Mozilla Preps First Extended Support Version Of Firefox


Four months after publishing the proposal for an extended service release (ESR) for Firefox, Mozilla will be releasing the first Firefox version that responds to business concerns that the rapid release cycle has made Firefox difficult to maintain in corporate. Firefox 10.0 ESR will enable companies to move from Firefox 3.6 to 10.

Firefox 10.0 ESR is scheduled to be released together with the regular Firefox 10 on January 31. Mozilla will support its ESR versions for nine release cycles of 54 weeks. Two release cycles or 12 weeks are reserved as qualification period.

If everything goes according to plan, Mozilla will update its Firefox 10.0.x ESR in six-week rapid release cycles beginning with version 10.0.1 and phase it out with version 10.0.8 on February 12, 2013. However, the updates will be limited to high-risk security patches as well as off-schedule releases that address live security vulnerabilities during that timeframe. Mozilla will not apply stability fixes or new features during the 54-week lifecycle of a ESR generation. The next big transition following 10 ESR, Firefox 17.0 ESR, will be launched simultaneously with Firefox 17 and Firefox 10.0.7 ESR on November 20, 2012.


The first two ESR 17 releases, ESR 17.0 and ESR 17.0.1, serve as qualification version to give companies time to update and prepare their IT environments. The hard transition date will be from ESR 10.0.8 to ESR 17.0.2 on February 12, 2013.

Firefox ESR releases are the result of criticism that Mozilla would not care about businesses as Firefox users. Following Mozilla’s statement that it would reconsider its approach to keep businesses on board, the developer announced in September of last year its ESR idea. Since then, Mozilla has increased the maintenance cycle for an ESR release from 42 to 54 weeks, based on feedback from its users.

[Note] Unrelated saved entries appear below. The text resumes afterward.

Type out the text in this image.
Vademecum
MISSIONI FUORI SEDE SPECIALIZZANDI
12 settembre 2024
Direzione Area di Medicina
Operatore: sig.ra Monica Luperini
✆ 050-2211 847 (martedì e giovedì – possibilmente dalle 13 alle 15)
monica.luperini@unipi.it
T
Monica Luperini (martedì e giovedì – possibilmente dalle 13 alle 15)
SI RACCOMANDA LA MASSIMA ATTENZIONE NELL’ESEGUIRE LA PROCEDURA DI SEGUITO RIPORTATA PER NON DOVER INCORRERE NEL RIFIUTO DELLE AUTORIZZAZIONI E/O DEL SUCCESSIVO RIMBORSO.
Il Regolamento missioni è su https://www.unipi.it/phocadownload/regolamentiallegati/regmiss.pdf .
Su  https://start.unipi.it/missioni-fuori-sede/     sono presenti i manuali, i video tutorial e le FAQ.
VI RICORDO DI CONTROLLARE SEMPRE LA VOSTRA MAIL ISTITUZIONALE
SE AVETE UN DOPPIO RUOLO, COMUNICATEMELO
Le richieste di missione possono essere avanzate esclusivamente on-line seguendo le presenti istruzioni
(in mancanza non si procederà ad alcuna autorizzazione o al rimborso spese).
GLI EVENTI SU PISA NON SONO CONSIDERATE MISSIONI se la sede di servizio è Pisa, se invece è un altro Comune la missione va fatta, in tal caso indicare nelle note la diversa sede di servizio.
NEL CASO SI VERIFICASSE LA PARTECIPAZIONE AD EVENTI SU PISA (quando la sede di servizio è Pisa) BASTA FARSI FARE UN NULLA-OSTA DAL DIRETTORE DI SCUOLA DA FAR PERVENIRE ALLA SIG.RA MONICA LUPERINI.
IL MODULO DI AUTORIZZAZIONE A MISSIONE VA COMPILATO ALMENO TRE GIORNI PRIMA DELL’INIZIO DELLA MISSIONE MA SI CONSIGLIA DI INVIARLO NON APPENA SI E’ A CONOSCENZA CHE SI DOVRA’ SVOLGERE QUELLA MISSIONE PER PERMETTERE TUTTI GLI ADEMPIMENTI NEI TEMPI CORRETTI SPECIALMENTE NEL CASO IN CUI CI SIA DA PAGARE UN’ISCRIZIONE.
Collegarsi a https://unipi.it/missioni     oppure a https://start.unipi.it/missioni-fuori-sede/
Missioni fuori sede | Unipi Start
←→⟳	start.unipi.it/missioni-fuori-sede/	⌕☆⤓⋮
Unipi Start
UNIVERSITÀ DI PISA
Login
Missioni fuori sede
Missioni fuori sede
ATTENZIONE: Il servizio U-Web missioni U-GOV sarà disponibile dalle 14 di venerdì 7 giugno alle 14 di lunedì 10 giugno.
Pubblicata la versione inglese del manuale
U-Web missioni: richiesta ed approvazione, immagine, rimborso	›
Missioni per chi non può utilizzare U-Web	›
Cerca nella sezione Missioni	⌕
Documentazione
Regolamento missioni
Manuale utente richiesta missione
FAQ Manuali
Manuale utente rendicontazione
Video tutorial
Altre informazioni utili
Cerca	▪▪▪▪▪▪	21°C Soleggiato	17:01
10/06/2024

The advantage of the ESR release for business is that the update path is far easier to handle for large corporate environments and gives companies time to adjust their internal structure for a new browser, qualify it and update user manuals. However, the transition path for users will keep much more dramatic updates (from version 10 to 17, for example) and eliminates the software rapid release updates, which is one of the biggest advantages of short term updates. Another downside is the fact that the ESR releases will trail the adoption of HTML5 standards and features that will take advantage of enabling and managing web applications. In the long term, business environments that are focused on year-long support cycles will have to find ways to speed up their qualification process.

While Mozilla clearly stumbled initially with its rapid release cycle and has not ironed out all issues yet, the release of Firefox ESR is a sign that Mozilla is listening to its users and fixes problems relatively quickly. It is one of those characteristics that makes Mozilla unique and one of the features Mozilla will need to stay relevant.